Nuovo Cinema Paradiso de Giuseppe Tornatore joue sur un autre registre, celui de la nostalgie d’un temps révolu, lorsque les villages avaient encore une vie de village et que le cinéma était encore porteur de rêves. à travers les souvenirs de Totò, le jeune héros du film, on retrouve ici (comme chez Fellini parfois mais avec un style bien différent) une déclaration d’amour à ce que peut être la magie de l’écran, chaque fois que, dans le noir, débute une nouvelle projection.
Même si rien ne les rapproche par leur ton général, Mediterraneo et La vita é bella (La vie est belle) ont un point commun : ils évoquent tous deux les années de guerre.

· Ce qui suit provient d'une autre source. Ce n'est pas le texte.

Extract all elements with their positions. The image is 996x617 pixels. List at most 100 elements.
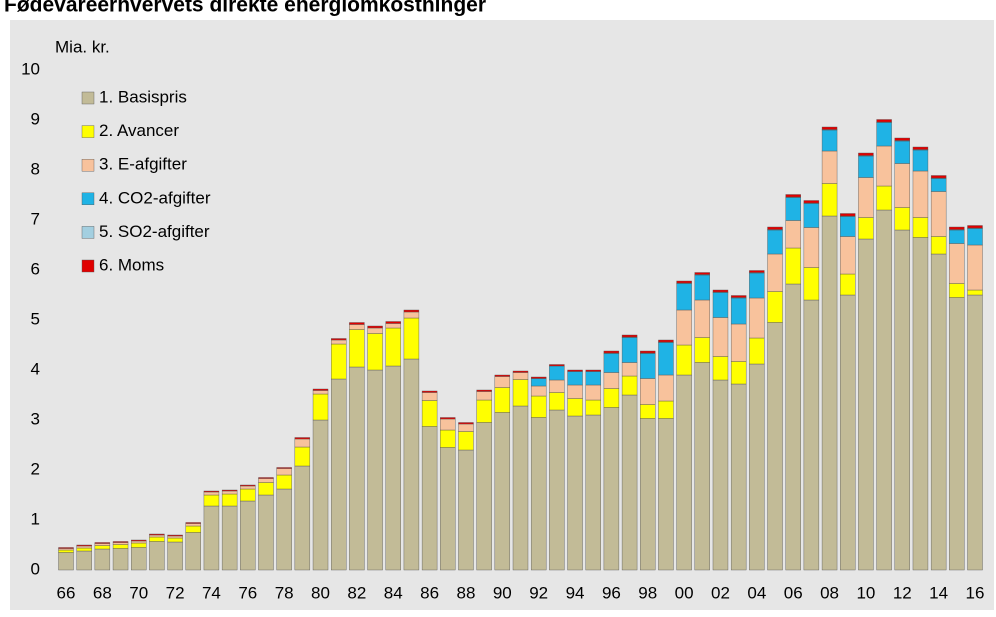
bar-segment: [730, 361, 747, 385]
bar-segment: [240, 484, 256, 487]
bar-segment: [603, 407, 620, 571]
bar-segment: [712, 356, 729, 381]
bar-segment: [221, 493, 238, 507]
bar-segment: [312, 388, 329, 391]
bar-segment: [258, 482, 274, 496]
bar-segment: [203, 494, 220, 507]
y-tick-label: 10: [21, 59, 40, 78]
bar-segment: [658, 418, 674, 571]
bar-segment: [331, 338, 347, 341]
bar-segment: [621, 334, 638, 338]
bar-segment: [930, 253, 947, 571]
bar-segment: [258, 478, 274, 483]
x-tick-label: 88: [456, 583, 475, 602]
bar-segment: [530, 378, 547, 387]
bar-segment: [276, 474, 292, 490]
bar-segment: [549, 379, 565, 393]
bar-segment: [621, 375, 638, 396]
bar-segment: [458, 431, 474, 451]
bar-segment: [858, 155, 874, 178]
legend-swatch: [81, 259, 95, 273]
bar-segment: [494, 412, 511, 571]
bar-segment: [112, 542, 129, 545]
bar-segment: [749, 337, 765, 365]
y-axis-label: Mia. kr.: [55, 37, 110, 56]
bar-segment: [912, 170, 929, 218]
bar-segment: [203, 505, 220, 571]
bar-segment: [112, 544, 129, 549]
bar-segment: [94, 548, 111, 571]
bar-segment: [894, 207, 910, 231]
bar-segment: [640, 353, 656, 379]
bar-segment: [603, 353, 620, 373]
bar-segment: [131, 547, 147, 571]
x-tick-label: 66: [57, 583, 76, 602]
bar-segment: [785, 197, 801, 221]
bar-segment: [221, 489, 238, 492]
bar-segment: [803, 227, 820, 268]
bar-segment: [767, 291, 783, 323]
bar-segment: [76, 544, 92, 547]
bar-segment: [585, 399, 601, 416]
bar-segment: [967, 228, 983, 246]
bar-segment: [476, 399, 492, 423]
bar-segment: [567, 415, 583, 571]
bar-segment: [858, 217, 874, 240]
bar-segment: [730, 295, 747, 298]
x-tick-label: 04: [747, 583, 766, 602]
bar-segment: [331, 378, 347, 571]
bar-segment: [858, 238, 874, 571]
bar-segment: [403, 309, 420, 313]
bar-segment: [331, 339, 347, 345]
bar-segment: [131, 540, 147, 544]
bar-segment: [276, 468, 292, 476]
legend-swatch: [81, 158, 95, 172]
y-tick-label: 4: [31, 359, 40, 378]
bar-segment: [949, 283, 965, 298]
bar-segment: [240, 500, 256, 571]
bar-segment: [640, 350, 656, 354]
bar-segment: [876, 122, 892, 147]
bar-segment: [276, 488, 292, 571]
legend-label: 6. Moms: [99, 255, 164, 274]
bar-segment: [167, 534, 183, 537]
bar-segment: [167, 537, 183, 543]
bar-segment: [185, 525, 201, 533]
x-tick-label: 84: [384, 583, 403, 602]
bar-segment: [76, 547, 92, 552]
bar-segment: [58, 549, 74, 553]
bar-segment: [658, 374, 674, 402]
bar-segment: [294, 438, 311, 448]
bar-segment: [440, 418, 456, 431]
bar-segment: [403, 317, 420, 360]
x-tick-label: 90: [493, 583, 512, 602]
x-tick-label: 80: [311, 583, 330, 602]
bar-segment: [421, 390, 438, 393]
bar-segment: [712, 317, 729, 357]
bar-segment: [694, 274, 710, 301]
bar-segment: [367, 369, 383, 571]
bar-segment: [949, 229, 965, 244]
bar-segment: [894, 163, 910, 208]
bar-segment: [821, 150, 838, 184]
bar-segment: [331, 343, 347, 380]
bar-segment: [640, 404, 656, 419]
bar-segment: [94, 545, 111, 550]
bar-segment: [749, 272, 765, 299]
bar-segment: [749, 270, 765, 273]
bar-segment: [240, 488, 256, 502]
bar-segment: [912, 149, 929, 172]
bar-segment: [76, 545, 92, 549]
bar-segment: [167, 535, 183, 539]
bar-segment: [385, 323, 401, 329]
bar-segment: [294, 446, 311, 467]
bar-segment: [458, 423, 474, 432]
bar-segment: [930, 191, 947, 237]
x-tick-label: 00: [675, 583, 694, 602]
x-tick-label: 78: [275, 583, 294, 602]
bar-segment: [112, 548, 129, 571]
bar-segment: [294, 437, 311, 440]
bar-segment: [876, 209, 892, 571]
bar-segment: [549, 409, 565, 571]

Gabriele Salvatores s’inspire d’un livre de Renzo Biasion, S’agapo (cf. RADICI n° 36 p. 53). Huit soldats italiens débarquent sur une île de la mer égée pour l’occuper au nom de Mussolini ; ils vont y passer du bon temps en profitant au mieux de ce décor de vacances, bien loin des combats qui encore font rage.
Au risque de choquer certains spectateurs, Roberto Benigni (qui reçoit également l’oscar du meilleur acteur) situe quant à lui toute une partie de son intrigue dans le cadre d’un camp de concentration. Un déporté fait croire à son jeune fils qu’il ne s’agit là que d’un jeu, qui forcément se terminera bien. Cette « fable sur le fil du rasoir entre rires et larmes » devait connaître un succés foudroyant, partout dans le monde. Cinq millions de spectateurs au cours de son premier mois de diffusion en Italie ; plus de cent millions de dollars de recettes.

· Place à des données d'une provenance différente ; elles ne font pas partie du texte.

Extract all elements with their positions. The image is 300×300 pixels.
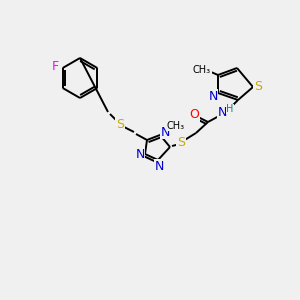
Text: CH₃: CH₃ xyxy=(167,121,185,131)
Text: N: N xyxy=(208,89,218,103)
Text: S: S xyxy=(177,136,185,149)
Text: N: N xyxy=(154,160,164,172)
Text: S: S xyxy=(116,118,124,130)
Text: CH₃: CH₃ xyxy=(193,65,211,75)
Text: N: N xyxy=(135,148,145,160)
Text: N: N xyxy=(160,125,170,139)
Text: N: N xyxy=(217,106,227,118)
Text: O: O xyxy=(189,109,199,122)
Text: F: F xyxy=(52,61,59,74)
Text: S: S xyxy=(254,80,262,94)
Text: H: H xyxy=(226,104,234,114)
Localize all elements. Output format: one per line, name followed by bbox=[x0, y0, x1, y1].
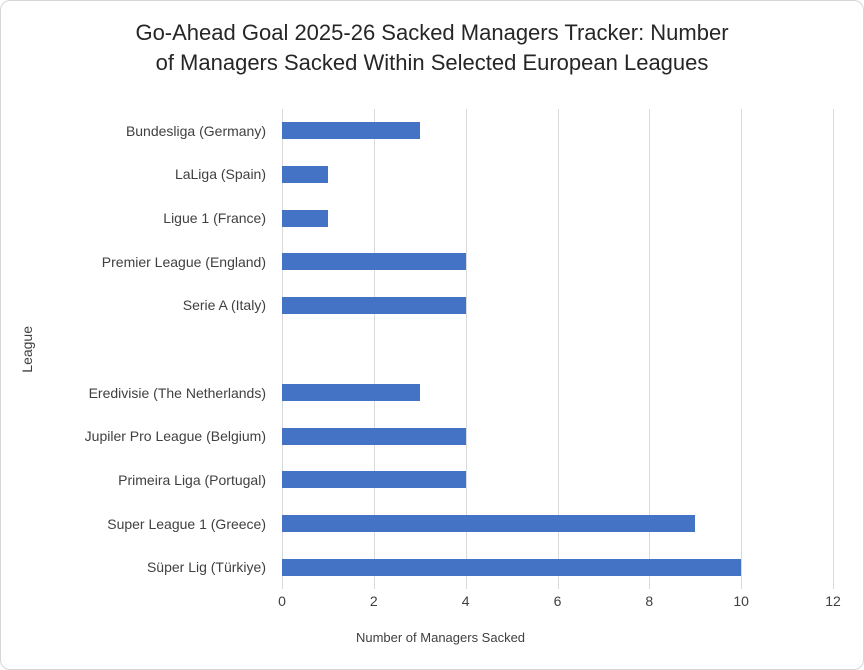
bar-area bbox=[282, 545, 833, 589]
bar-area bbox=[282, 109, 833, 153]
category-row: Süper Lig (Türkiye) bbox=[1, 545, 833, 589]
bar-area bbox=[282, 371, 833, 415]
legend-swatch-icon bbox=[339, 632, 350, 643]
category-row: Super League 1 (Greece) bbox=[1, 502, 833, 546]
bar bbox=[282, 558, 742, 576]
category-label: Primeira Liga (Portugal) bbox=[118, 471, 266, 488]
category-row: Eredivisie (The Netherlands) bbox=[1, 371, 833, 415]
bar bbox=[282, 471, 466, 489]
category-row: Ligue 1 (France) bbox=[1, 196, 833, 240]
bar bbox=[282, 515, 696, 533]
legend: Number of Managers Sacked bbox=[1, 630, 863, 645]
bar bbox=[282, 427, 466, 445]
gridline bbox=[741, 109, 743, 589]
x-tick-label: 2 bbox=[369, 593, 378, 609]
x-tick-label: 12 bbox=[825, 593, 841, 609]
bar bbox=[282, 384, 420, 402]
gridline bbox=[833, 109, 834, 589]
bar-area bbox=[282, 153, 833, 197]
bar bbox=[282, 209, 328, 227]
bar-area bbox=[282, 284, 833, 328]
category-label: LaLiga (Spain) bbox=[174, 166, 266, 183]
x-tick-label: 4 bbox=[461, 593, 470, 609]
category-row: Serie A (Italy) bbox=[1, 284, 833, 328]
category-label: Super League 1 (Greece) bbox=[107, 515, 266, 532]
bar-area bbox=[282, 502, 833, 546]
category-row: Bundesliga (Germany) bbox=[1, 109, 833, 153]
category-label: Ligue 1 (France) bbox=[163, 210, 266, 227]
plot-area bbox=[282, 109, 834, 589]
category-row: Primeira Liga (Portugal) bbox=[1, 458, 833, 502]
category-label: Jupiler Pro League (Belgium) bbox=[84, 428, 266, 445]
bar-area bbox=[282, 414, 833, 458]
category-label: Serie A (Italy) bbox=[182, 297, 266, 314]
category-label: Bundesliga (Germany) bbox=[125, 122, 266, 139]
bar bbox=[282, 253, 466, 271]
category-label: Eredivisie (The Netherlands) bbox=[88, 384, 266, 401]
x-tick-label: 8 bbox=[645, 593, 654, 609]
gridline bbox=[649, 109, 651, 589]
bar bbox=[282, 296, 466, 314]
gridline bbox=[465, 109, 467, 589]
x-tick-label: 10 bbox=[733, 593, 749, 609]
category-label: Süper Lig (Türkiye) bbox=[146, 559, 266, 576]
gridline bbox=[282, 109, 283, 589]
category-row: LaLiga (Spain) bbox=[1, 153, 833, 197]
category-label: Premier League (England) bbox=[101, 253, 266, 270]
chart-title-line-1: Go-Ahead Goal 2025-26 Sacked Managers Tr… bbox=[135, 20, 729, 45]
bar bbox=[282, 122, 420, 140]
gridline bbox=[557, 109, 559, 589]
bar-area bbox=[282, 196, 833, 240]
bar-area bbox=[282, 240, 833, 284]
category-row: Premier League (England) bbox=[1, 240, 833, 284]
chart-title: Go-Ahead Goal 2025-26 Sacked Managers Tr… bbox=[1, 18, 863, 79]
x-tick-label: 6 bbox=[553, 593, 562, 609]
bar-area bbox=[282, 327, 833, 371]
chart-title-line-2: of Managers Sacked Within Selected Europ… bbox=[155, 50, 709, 76]
x-tick-label: 0 bbox=[278, 593, 286, 609]
bar-area bbox=[282, 458, 833, 502]
rows: Bundesliga (Germany) LaLiga (Spain) Ligue … bbox=[1, 109, 833, 589]
category-row bbox=[1, 327, 833, 371]
legend-label: Number of Managers Sacked bbox=[355, 630, 526, 645]
category-row: Jupiler Pro League (Belgium) bbox=[1, 414, 833, 458]
gridline bbox=[373, 109, 375, 589]
bar bbox=[282, 165, 328, 183]
x-axis: 0 2 4 6 8 10 12 bbox=[278, 593, 841, 613]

Un oscar italien et français à la fois
Au fil de ce parcours à travers les oscars, nous avons laissé de côté un treiziéme titre que la France et l’Italie peuvent se disputer avec autant de bonnes raisons. Le Mura di Malapaga (Au-delà des grilles) offre en effet l’exemple d’une coproduction parfaitement réussie, comme il en existait plusieurs à cette époque. Le producteur, les scénaristes (Cesare Zavattini, Suso Cecchi d’Amico, Alfredo Guarini) et la plupart des acteurs sont italiens pour ce long métrage bilingue tourné entiérement dans les studios de Rome ou, en extérieurs, à Gênes. Le metteur en scéne, les adaptateurs (Jean Aurenche, Pierre Bost) ainsi que l’acteur principal sont français. Le sujet (un passager clandestin recherché par la police vit quelques heures de répit dans le port où il vient de débarquer) rappelle à la fois le réalisme poétique français des années trente et, par son décor et ses ambiances populaires, le néo-réalisme italien qui, en 1948, reste encore vivace. Dans plusieurs films que nous avons cités, se rencontraient déjà des acteurs français renommés : François Périer dans Les Nuits de Cabiria, Anouk Aimée dans Huit et demi, Magali Noël dans Amarcord, Dominique Sanda dans Le Jardin des Finzi-Contini, Philippe Noiret et Jacques Perrin dans Cinéma Paradiso… La réalisation de René Clément allait plus loin dans ce rapprochement transalpin. Le seul fait de réunir en tête d’affiche Jean Gabin et Isa Miranda apparaissait comme le mariage voulu de deux légendes vivantes et, à travers elles, de deux styles de cinéma trop voisins pour ne pas avoir aussi parfois quelques airs de ressemblance.
P.C.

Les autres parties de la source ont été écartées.